Jürgen Klopp believes harnessing the power of Anfield has been instrumental in Liverpool's season.

The Reds contest their final home game of the campaign this afternoon when Wolverhampton Wanderers visit Merseyside – and still harbour hopes of becoming Premier League champions.

The fixture comes just days after Anfield witnessed one of its greatest ever comebacks as FC Barcelona were defeated 4-0 in the second leg of the Champions League semi-finals, overturning a three-goal first-leg deficit in the process.

Klopp wrote in his column in the official matchday programme: “It is not possible to ignore the impact of Tuesday night, but I think it is on us – again all of us, not just the players – to make sure we take it and use it as an advantage. It was a physically and emotionally intense occasion. Of course, this affects human beings.

“The physical effects are that we have a few more players with bumps and bruises. At the time of writing these notes I’m not entirely sure who will be available to pick for certain today. But the emotional and mental effects must also be managed.

“This is why I think the togetherness between supporters and players is going to be at its most important. The fans are our energy source and it is a cast-iron certainty that there’ll be moments today when we need them. It is so important we only worry about our team and what is happening at Anfield.

“On Tuesday night we didn’t care what anyone outside of the LFC family thought about our situation – we were all about creating our own moments. Same today please. Let’s make today about us, as Liverpool, finding the joy that comes from the moment.

“What we do know is that our season does not end today because of what happened against Barca. But regardless, this is our last outing at Anfield for the campaign and as such I want to express gratitude for the amazing journey we have had together.

“I was asked in the post-match press conference on Tuesday night if Liverpool could have won the tie if we played in a stadium without any supporters. My answer was ‘no chance’ but it made me reflect on how blessed those of us who work here are.

“This season, although yet to be concluded, has been a privilege to be part of. And the privilege comes because it matters to more than just ourselves. If you only care about yourself what sort of life is that?

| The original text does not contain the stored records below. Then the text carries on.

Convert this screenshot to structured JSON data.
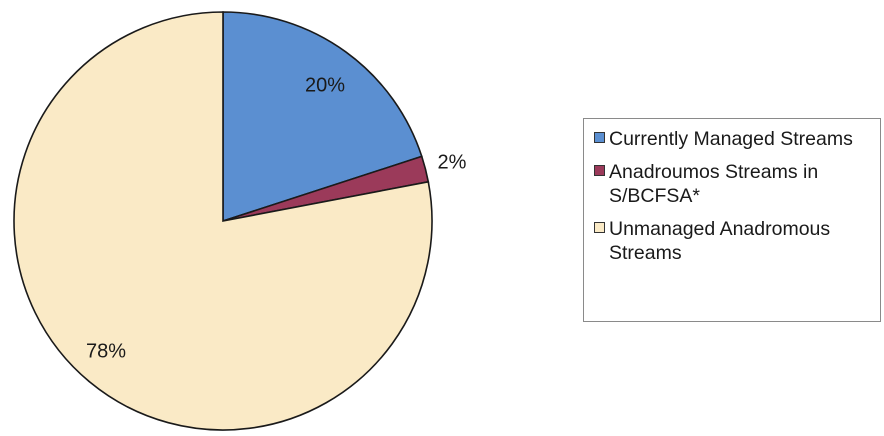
{
  "chart_data": {
    "type": "pie",
    "title": "",
    "start": "12 o'clock, clockwise",
    "slices": [
      {
        "label": "Currently Managed Streams",
        "value": 20,
        "value_label": "20%",
        "color": "#5b8fd1"
      },
      {
        "label": "Anadroumos Streams in S/BCFSA*",
        "value": 2,
        "value_label": "2%",
        "color": "#9b3a5a"
      },
      {
        "label": "Unmanaged Anadromous Streams",
        "value": 78,
        "value_label": "78%",
        "color": "#faeac6"
      }
    ],
    "legend_position": "right"
  }
}
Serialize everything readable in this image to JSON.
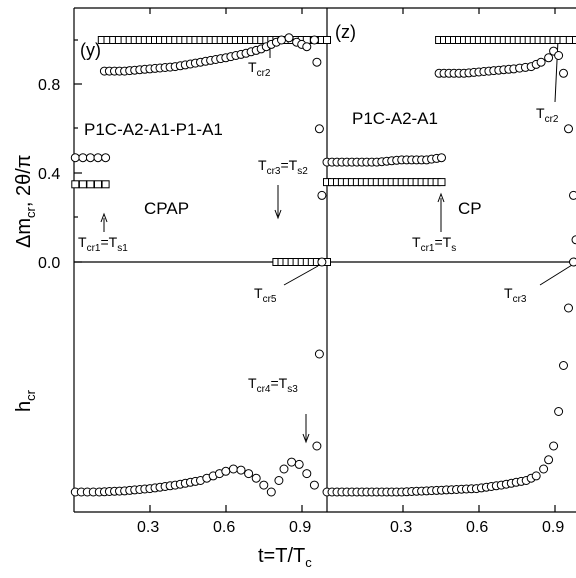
{
  "chart_data": [
    {
      "type": "scatter",
      "panel_label": "(y)",
      "structure_label": "P1C-A2-A1-P1-A1",
      "phase_label": "CPAP",
      "xlim": [
        0.0,
        1.0
      ],
      "ylim_upper": [
        0.0,
        1.12
      ],
      "series": [
        {
          "marker": "square",
          "segments": [
            {
              "x": [
                0.005,
                0.035,
                0.065,
                0.095,
                0.125
              ],
              "y": [
                0.35,
                0.35,
                0.35,
                0.35,
                0.35
              ]
            },
            {
              "x": [
                0.11,
                0.2,
                0.3,
                0.4,
                0.5,
                0.6,
                0.7,
                0.8,
                0.88,
                0.92,
                0.95,
                0.98,
                1.0
              ],
              "y": [
                1.0,
                1.0,
                1.0,
                1.0,
                1.0,
                1.0,
                1.0,
                1.0,
                1.0,
                1.0,
                1.0,
                1.0,
                1.0
              ]
            },
            {
              "x": [
                0.8,
                0.82,
                0.84,
                0.86,
                0.88,
                0.9,
                0.92,
                0.94,
                0.96,
                0.98,
                1.0
              ],
              "y": [
                0.0,
                0.0,
                0.0,
                0.0,
                0.0,
                0.0,
                0.0,
                0.0,
                0.0,
                0.0,
                0.0
              ]
            }
          ]
        },
        {
          "marker": "circle",
          "segments": [
            {
              "x": [
                0.005,
                0.035,
                0.065,
                0.095,
                0.125
              ],
              "y": [
                0.47,
                0.47,
                0.47,
                0.47,
                0.47
              ]
            },
            {
              "x": [
                0.12,
                0.2,
                0.3,
                0.4,
                0.5,
                0.6,
                0.68,
                0.74,
                0.78,
                0.82,
                0.85,
                0.88,
                0.92,
                0.95,
                0.96,
                0.97,
                0.98
              ],
              "y": [
                0.86,
                0.86,
                0.87,
                0.88,
                0.9,
                0.92,
                0.94,
                0.96,
                0.98,
                1.0,
                1.01,
                0.99,
                0.97,
                1.0,
                0.9,
                0.6,
                0.3
              ]
            }
          ]
        }
      ],
      "h_cr_circle": {
        "x": [
          0.005,
          0.1,
          0.2,
          0.3,
          0.4,
          0.5,
          0.55,
          0.6,
          0.63,
          0.66,
          0.69,
          0.72,
          0.75,
          0.78,
          0.81,
          0.83,
          0.86,
          0.89,
          0.92,
          0.95,
          0.96,
          0.97,
          0.98
        ],
        "y": [
          0.0,
          0.0,
          0.005,
          0.015,
          0.03,
          0.05,
          0.07,
          0.09,
          0.1,
          0.095,
          0.08,
          0.06,
          0.03,
          0.0,
          0.05,
          0.1,
          0.13,
          0.12,
          0.08,
          0.03,
          0.2,
          0.6,
          1.0
        ]
      },
      "annotations": [
        "T_cr1=T_s1",
        "T_cr2",
        "T_cr3=T_s2",
        "T_cr4=T_s3",
        "T_cr5"
      ]
    },
    {
      "type": "scatter",
      "panel_label": "(z)",
      "structure_label": "P1C-A2-A1",
      "phase_label": "CP",
      "xlim": [
        0.0,
        1.0
      ],
      "ylim_upper": [
        0.0,
        1.12
      ],
      "series": [
        {
          "marker": "square",
          "segments": [
            {
              "x": [
                0.0,
                0.1,
                0.2,
                0.3,
                0.4,
                0.46
              ],
              "y": [
                0.36,
                0.36,
                0.36,
                0.36,
                0.36,
                0.36
              ]
            },
            {
              "x": [
                0.45,
                0.55,
                0.65,
                0.75,
                0.85,
                0.95,
                1.0
              ],
              "y": [
                1.0,
                1.0,
                1.0,
                1.0,
                1.0,
                1.0,
                1.0
              ]
            }
          ]
        },
        {
          "marker": "circle",
          "segments": [
            {
              "x": [
                0.0,
                0.1,
                0.2,
                0.3,
                0.4,
                0.46
              ],
              "y": [
                0.45,
                0.45,
                0.45,
                0.46,
                0.46,
                0.47
              ]
            },
            {
              "x": [
                0.45,
                0.55,
                0.65,
                0.75,
                0.82,
                0.86,
                0.89,
                0.91,
                0.93,
                0.95,
                0.97,
                0.99,
                1.0
              ],
              "y": [
                0.85,
                0.85,
                0.86,
                0.87,
                0.88,
                0.9,
                0.92,
                0.95,
                0.93,
                0.85,
                0.6,
                0.3,
                0.1
              ]
            }
          ]
        }
      ],
      "h_cr_circle": {
        "x": [
          0.0,
          0.1,
          0.2,
          0.3,
          0.4,
          0.5,
          0.6,
          0.7,
          0.8,
          0.84,
          0.87,
          0.89,
          0.91,
          0.93,
          0.95,
          0.97,
          0.99
        ],
        "y": [
          0.0,
          0.0,
          0.0,
          0.0,
          0.005,
          0.01,
          0.015,
          0.03,
          0.05,
          0.07,
          0.1,
          0.14,
          0.2,
          0.35,
          0.55,
          0.8,
          1.0
        ]
      },
      "annotations": [
        "T_cr1=T_s",
        "T_cr2",
        "T_cr3"
      ]
    }
  ],
  "axes": {
    "x_label": "t=T/T",
    "x_label_sub": "c",
    "x_ticks": [
      "0.3",
      "0.6",
      "0.9"
    ],
    "x_tick_values": [
      0.3,
      0.6,
      0.9
    ],
    "y_upper_label": "Δm",
    "y_upper_label_sub": "cr",
    "y_upper_label_rest": ",  2θ/π",
    "y_upper_ticks": [
      "0.0",
      "0.4",
      "0.8"
    ],
    "y_upper_tick_values": [
      0.0,
      0.4,
      0.8
    ],
    "y_lower_label": "h",
    "y_lower_label_sub": "cr"
  },
  "labels": {
    "y_panel": "(y)",
    "z_panel": "(z)",
    "y_structure": "P1C-A2-A1-P1-A1",
    "z_structure": "P1C-A2-A1",
    "y_phase": "CPAP",
    "z_phase": "CP",
    "t": "T",
    "cr1": "cr1",
    "cr2": "cr2",
    "cr3": "cr3",
    "cr4": "cr4",
    "cr5": "cr5",
    "s1": "s1",
    "s2": "s2",
    "s3": "s3",
    "s": "s",
    "eq": "="
  }
}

“There are so many things in the world at the moment that are more important and serious – we all know this. But what we do here – with our supporters – has brought joy. And it’s reciprocal joy – that’s why it’s special. The team performs for the supporters and the supporters give back to the team. It is a collective experience that is so positive. If only the rest of life was like this.

“I am so thankful for every person who has played a part in this until now. Of course, as I have said repeatedly, this isn’t a destination and our journey goes on regardless, but we can still find time to be appreciative of each other in these moments.

“Whatever happens, we are what we are because we have come together and we have all played a part. This is Liverpool now: a powerful collective who looks to live in the moment and embrace the joy of it.

“Thank you, Anfield – you are special.”